The diverse lineup drew film enthusiasts to Eastern Edge last Friday, with two dozen people braving the freezing rain that had already cancelled many events around the capital city.

Perhaps this is a testament to Queer City Cinema’s nearly 25-year-long dedication to highlighting contributions of QTBIPOC filmmakers — regardless of the circumstances, barriers or obstacles, the show will go on, like those who created it.

Executive and artistic director Gary Varro welcomed the crowd, giving a brief history of Queer City Cinema’s “Qaleidoscope” and its country-wide travels before we settled in for a series of 12 shorts.

“Where We Were Not – Feeling Reserved, Alexus’ Story” by Jess MacCormack and Alexus Young was first, this animated documentary exploring police brutality towards Indigenous people.

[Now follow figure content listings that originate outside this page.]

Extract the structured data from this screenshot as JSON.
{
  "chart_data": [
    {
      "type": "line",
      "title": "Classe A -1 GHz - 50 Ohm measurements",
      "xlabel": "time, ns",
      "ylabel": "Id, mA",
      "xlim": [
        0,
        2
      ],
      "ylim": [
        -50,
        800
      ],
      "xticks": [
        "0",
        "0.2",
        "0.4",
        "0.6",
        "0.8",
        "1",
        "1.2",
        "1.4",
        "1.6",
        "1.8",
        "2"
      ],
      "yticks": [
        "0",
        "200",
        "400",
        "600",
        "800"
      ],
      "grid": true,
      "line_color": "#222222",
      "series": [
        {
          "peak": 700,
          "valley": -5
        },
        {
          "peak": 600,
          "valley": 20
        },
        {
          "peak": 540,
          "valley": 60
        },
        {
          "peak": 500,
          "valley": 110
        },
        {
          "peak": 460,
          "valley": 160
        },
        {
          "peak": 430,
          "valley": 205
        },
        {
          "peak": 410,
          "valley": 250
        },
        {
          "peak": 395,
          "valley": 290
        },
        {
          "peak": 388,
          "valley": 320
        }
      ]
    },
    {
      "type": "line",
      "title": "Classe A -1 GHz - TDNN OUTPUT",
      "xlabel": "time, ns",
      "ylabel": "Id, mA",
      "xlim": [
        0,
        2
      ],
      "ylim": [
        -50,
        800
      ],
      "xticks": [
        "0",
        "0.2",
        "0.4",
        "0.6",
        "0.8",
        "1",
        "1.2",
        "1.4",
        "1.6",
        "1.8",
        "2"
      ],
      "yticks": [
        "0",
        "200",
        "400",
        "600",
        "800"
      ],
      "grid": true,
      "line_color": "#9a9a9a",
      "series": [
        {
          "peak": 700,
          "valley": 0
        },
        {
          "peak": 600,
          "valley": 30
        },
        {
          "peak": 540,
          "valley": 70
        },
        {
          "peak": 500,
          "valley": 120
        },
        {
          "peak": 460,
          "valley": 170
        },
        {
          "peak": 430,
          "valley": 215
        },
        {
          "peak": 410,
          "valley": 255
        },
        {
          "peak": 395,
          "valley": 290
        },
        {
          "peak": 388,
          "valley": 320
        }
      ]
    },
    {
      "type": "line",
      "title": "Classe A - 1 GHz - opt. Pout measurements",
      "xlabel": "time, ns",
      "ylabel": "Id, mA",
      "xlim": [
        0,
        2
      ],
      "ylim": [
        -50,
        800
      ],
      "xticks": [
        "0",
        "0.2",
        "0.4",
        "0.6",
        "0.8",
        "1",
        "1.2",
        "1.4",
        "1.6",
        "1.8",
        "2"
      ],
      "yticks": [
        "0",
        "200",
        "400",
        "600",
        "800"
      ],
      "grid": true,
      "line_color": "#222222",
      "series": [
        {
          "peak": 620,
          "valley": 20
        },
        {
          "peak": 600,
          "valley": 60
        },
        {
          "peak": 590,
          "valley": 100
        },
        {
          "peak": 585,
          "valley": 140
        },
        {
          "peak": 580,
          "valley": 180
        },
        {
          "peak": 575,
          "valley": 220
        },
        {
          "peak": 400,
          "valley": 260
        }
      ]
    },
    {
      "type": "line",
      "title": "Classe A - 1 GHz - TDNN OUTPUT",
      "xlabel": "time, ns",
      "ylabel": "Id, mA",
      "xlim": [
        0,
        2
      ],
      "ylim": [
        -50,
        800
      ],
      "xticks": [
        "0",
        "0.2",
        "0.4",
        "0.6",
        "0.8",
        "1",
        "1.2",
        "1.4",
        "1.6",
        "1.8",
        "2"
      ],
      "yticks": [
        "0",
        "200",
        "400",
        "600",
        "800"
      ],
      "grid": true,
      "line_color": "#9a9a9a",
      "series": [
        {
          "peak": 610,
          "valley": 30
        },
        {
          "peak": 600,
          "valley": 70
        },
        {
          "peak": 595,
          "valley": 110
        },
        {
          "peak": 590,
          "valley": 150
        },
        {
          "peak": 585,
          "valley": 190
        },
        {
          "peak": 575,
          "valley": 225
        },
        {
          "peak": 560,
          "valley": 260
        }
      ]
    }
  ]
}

Alexus tells a harrowing tale of being driven out of town by police officers, who took her shoes and jacket and left her to freeze to death. The filmmaker lived to tell the tale, refusing to stay silent.

Local filmmaker Kailey Bryan’s “Diapause” followed, a witty little short centred on houseflies trapped in between window panes.

In the silent film, Bryan muses over mankind’s power over their short lives, with a focus on “diapause” – the ability to suspend animation, and imagining if humans had the same ability. Is it like pressing pause? Or like being reborn?

Blair Fukumura’s “Bedding Andrew” reflected on life as a gay man with cerebral palsy and a wheelchair, with Diane Obomsawin’s “I Like Girls” inspiring laughter as four women recount their earliest experiences in understanding and expressing their sexuality as lesbians.

“Niagara” spliced scenic shots of the falls with a simple story and a history lesson about Ongniaahra, the Mohawk word for Niagara from the Haudenosaunee Nations.

A personal favourite was Rob Fatal’s “Fluids.” After a failed attempt at creating a sci-fi/fantasy porno years earlier, the filmmakers contemplate the binary belief system of failure/success, good/bad, right/wrong. Did they fail at making a film, when they still, in fact, made a film?

“Maybe it’s what it needed to be when it needed to be it,” the filmmaker says, an inquisitive comment that could apply to many facets of life.

Alli MacKay’s animated experimental “Flash Flood” united animators around the world and three main characters who divulge their unique perspectives on identity and gender. After a flash flood threatens to drown them, together, they surface as the water recedes.

Wrik Mead’s “Outcognito” layered images and sounds, creating a five-minute-long whirlwind delving into homophobia, fear, lust, acceptance and more.

Another personal and crowd favourite was Thirza Cuthand’s “2 Spirit Introductory Special $19.99*” — a kitschy ’90s-style infomercial advertising a phone support system for two-spirit people, offering knowledge, support and gifts such as a whisk with a beaded handle.

This piece inspired a lot of laughter, with people later commenting to the attending filmmaker that this could and maybe should be a real product/service.

James Diamond’s “Jizz Envy” used song to explore sexual experiences and true love, with ejaculation serving as a kind of benchmark for a successful sexual encounter. Short and sweet, this witty two-minute film inspired laughter.

Dorian Wood and Graham Kolbeins’ “Paisa” followed, an “immersive fever dream” touring the audience through a celebration of brown sexuality and sensuality, removing the policing of brown bodies. “Maybe they are right, maybe we are all doomed, but in moments like this, everything feels natural,” just as intimacy should.

Lyle Ashton Harris’s “Selections from the Ektachrome Archive 1988-1996” finished off the evening, a sombre yet hopeful trip down memory lane at the height of the AIDS crisis. More than 100 photographs illustrate the photographer’s private/personal and public/professional life.